Um país facilita a travessia da propriedade rural para a geração seguinte; o outro arrisca obrigar essa mesma geração a vender parte do que herdou apenas para sustentar o imposto sobre o que herdou.
Há, ainda, uma dimensão que nenhuma planilha tributária capta: a agropecuária é, antes de tudo, uma vocação que se transmite — não se ensina numa sala de aula o instinto de reconhecer o tempo certo da terra, o jeito do gado, a paciência com a safra que falha.
Pode-se aprimorar esse saber numa universidade, mas sua raiz é familiar, passada de pai para filho ao longo de gerações. O Brasil já enfrenta um fenômeno preocupante nesse sentido: o jovem do campo, atraído pela vida urbana, tem se afastado da propriedade rural — um movimento que a tecnologia e a melhoria das condições de vida no interior começam, timidamente, a reverter.
Onerar a sucessão é, portanto, golpear duplamente essa vocação: penaliza-se financeiramente justamente o momento em que a permanência da nova geração na terra mais precisaria ser incentivada, não desestimulada.
Cabrera não vai além disso, mas seria ingenuidade tratar os dois episódios como acidentes isolados.

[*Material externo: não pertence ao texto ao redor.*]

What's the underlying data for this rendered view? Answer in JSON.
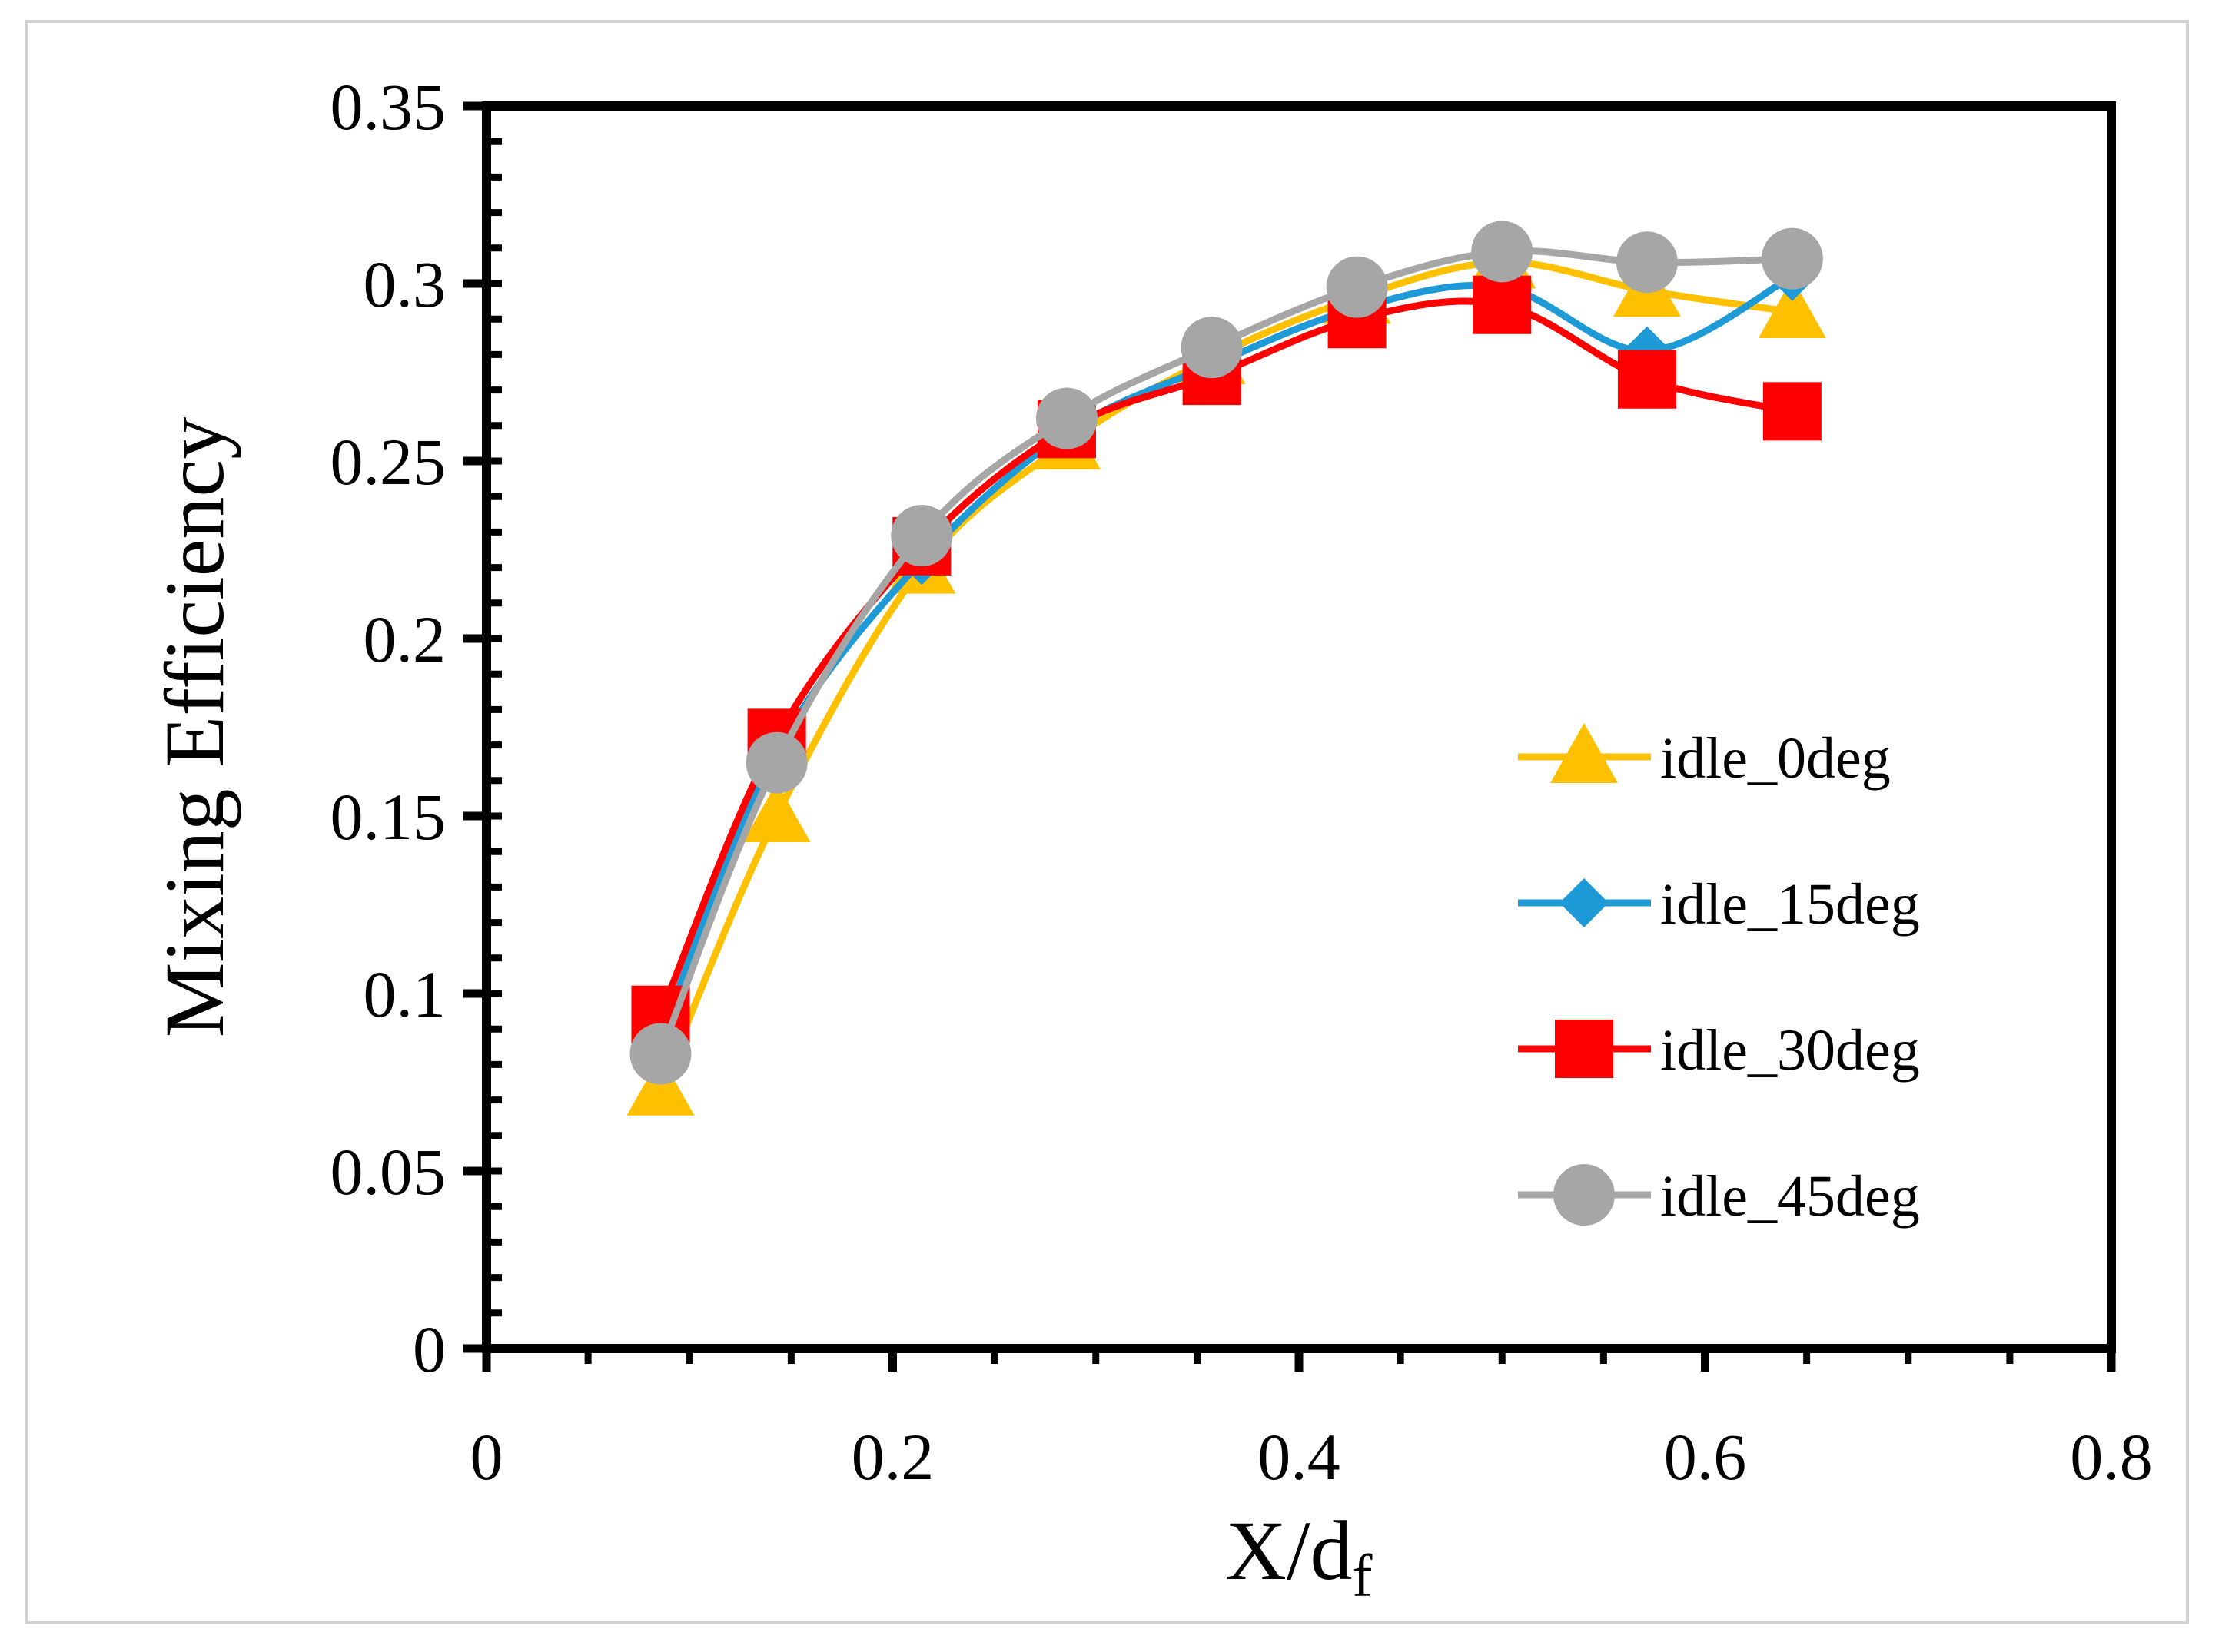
{
  "chart_data": {
    "type": "line",
    "title": "",
    "xlabel": "X/d",
    "xlabel_subscript": "f",
    "ylabel": "Mixing Efficiency",
    "xlim": [
      0,
      0.8
    ],
    "ylim": [
      0,
      0.35
    ],
    "x_ticks": [
      0,
      0.2,
      0.4,
      0.6,
      0.8
    ],
    "x_tick_labels": [
      "0",
      "0.2",
      "0.4",
      "0.6",
      "0.8"
    ],
    "y_ticks": [
      0,
      0.05,
      0.1,
      0.15,
      0.2,
      0.25,
      0.3,
      0.35
    ],
    "y_tick_labels": [
      "0",
      "0.05",
      "0.1",
      "0.15",
      "0.2",
      "0.25",
      "0.3",
      "0.35"
    ],
    "grid": false,
    "legend_position": "right",
    "x": [
      0.0857,
      0.1429,
      0.2143,
      0.2857,
      0.3571,
      0.4286,
      0.5,
      0.5714,
      0.6429
    ],
    "series": [
      {
        "name": "idle_0deg",
        "color": "#FFC000",
        "marker": "triangle",
        "values": [
          0.073,
          0.15,
          0.22,
          0.255,
          0.279,
          0.296,
          0.306,
          0.298,
          0.292
        ]
      },
      {
        "name": "idle_15deg",
        "color": "#1E9AD6",
        "marker": "diamond",
        "values": [
          0.088,
          0.168,
          0.222,
          0.258,
          0.277,
          0.293,
          0.299,
          0.281,
          0.302
        ]
      },
      {
        "name": "idle_30deg",
        "color": "#FF0000",
        "marker": "square",
        "values": [
          0.094,
          0.172,
          0.226,
          0.259,
          0.274,
          0.29,
          0.294,
          0.273,
          0.264
        ]
      },
      {
        "name": "idle_45deg",
        "color": "#A6A6A6",
        "marker": "circle",
        "values": [
          0.083,
          0.165,
          0.229,
          0.262,
          0.282,
          0.299,
          0.309,
          0.306,
          0.307
        ]
      }
    ]
  }
}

O confronto que o agronegócio brasileiro enfrenta sob governos de esquerda não se esgota na sanidade animal ou na tributação sucessória — ele se multiplica em frentes que se reforçam mutuamente.
Há a insegurança jurídica fomentada pela tolerância oficial às invasões do MST, que tratam a propriedade produtiva como questão a ser negociada nas ruas e não nos tribunais. Há a instrumentalização da pauta ambiental, convertida menos em política de Estado e mais em munição diplomática contra o próprio setor que sustenta o superávit comercial do país. E há a disputa em torno da demarcação de terras indígenas, conduzida sob critérios tantas vezes movediços que nenhum produtor consegue planejar com segurança o futuro de sua propriedade.
Cada uma dessas frentes, isoladamente, já bastaria para desestimular o investimento de longo prazo; somadas, compõem um quadro de cerco que nenhum discurso de defesa do agro, por mais retórico que seja, consegue disfarçar.
Existe um fio que une Bruxelas, o ITCMD, o MST e a pauta ambiental, e Cabrera o expõe sem precisar levantar a voz: em todas essas frentes, quem produz é tratado como suspeito a ser fiscalizado, jamais como patrimônio a ser defendido. Outros países aprenderam, a duras penas, que proteger quem planta e quem cria é também proteger quem governa.
O Brasil, ainda enamorado da própria retórica, prefere hostilizar a fonte da riqueza que mais o sustenta — e depois se espanta com a conta que esse desmando, inevitavelmente, lhe apresenta.